JpGU-AGU Joint Meeting 2017

講演情報

[EE] 口頭発表

セッション記号 S (固体地球科学) » S-SS 地震学

[S-SS07] [EE] 地表地震断層の調査・分析・災害評価

2017年5月24日(水) 09:00 〜 10:30 101 (国際会議場 1F)
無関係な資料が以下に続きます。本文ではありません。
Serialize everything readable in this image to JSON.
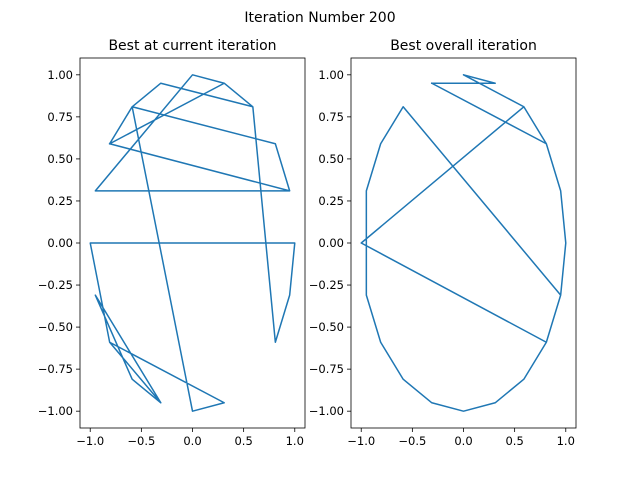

コンビーナ:奥村 晃史(広島大学大学院文学研究科)、Baize St?phane(Institut de Radioprotection et de S?ret? Nucl?aire)、松多 信尚(岡山大学大学院教育学研究科)、吾妻 崇(国立研究開発法人産業技術総合研究所)、座長:吾妻 崇(国立研究開発法人産業技術総合研究所)

09:55 〜 10:10

[SSS07-04] 2時期レーザ計測データを用いた2016年熊本地震による阿蘇カルデラ周辺の地表変位の計測

*向山 栄1佐藤 匠1高見 智之1 (1.国際航業株式会社)

キーワード:the 2016 Kumamoto Earthquake, Differential DEM Analysis, LiDAR, Image matching analysis

平成28年熊本地震に伴い,熊本県阿蘇地域では広域的地殻変動が観測された.本研究では阿蘇カルデラ地域の地表面変位を,航空レーザ計測地形データを用いた数値地形画像解析手法によって面的に計測した.その結果,阿蘇カルデラ内の北西側地域では,隆起傾向と共に北方向への水平変位が認められた.カルデラ内の南西側地域では,隆起傾向と共に南西方向への水平変位が認められた.また中央火口丘付近から西方のカルデラ縁にかけては,沈降傾向と共に西方への水平変位が認められた.さらに,カルデラ西端の立野付近においては,顕著な右横ずれの変位が認められると共に,カルデラ外輪山の山上に,東西方向の延長をもつホルストグラーベン状の地変が認められた.一方,阿蘇谷の低地では,傾斜方向に2~3m移動する長径短径1~2.5km程度の領域が局所的に認められた.
 阿蘇カルデラ西方に位置する布田川断層帯から断続する地表部の右横ずれを示す亀裂は,カルデラ内の黒川左岸河陽付近から北東方向約3㎞付近まで確認されている.本研究の解析結果から,地表面変位の向きが系統的に変化する幅広い境界が,さらにその北東側延長のカルデラ縁付近まで連続していることがわかった.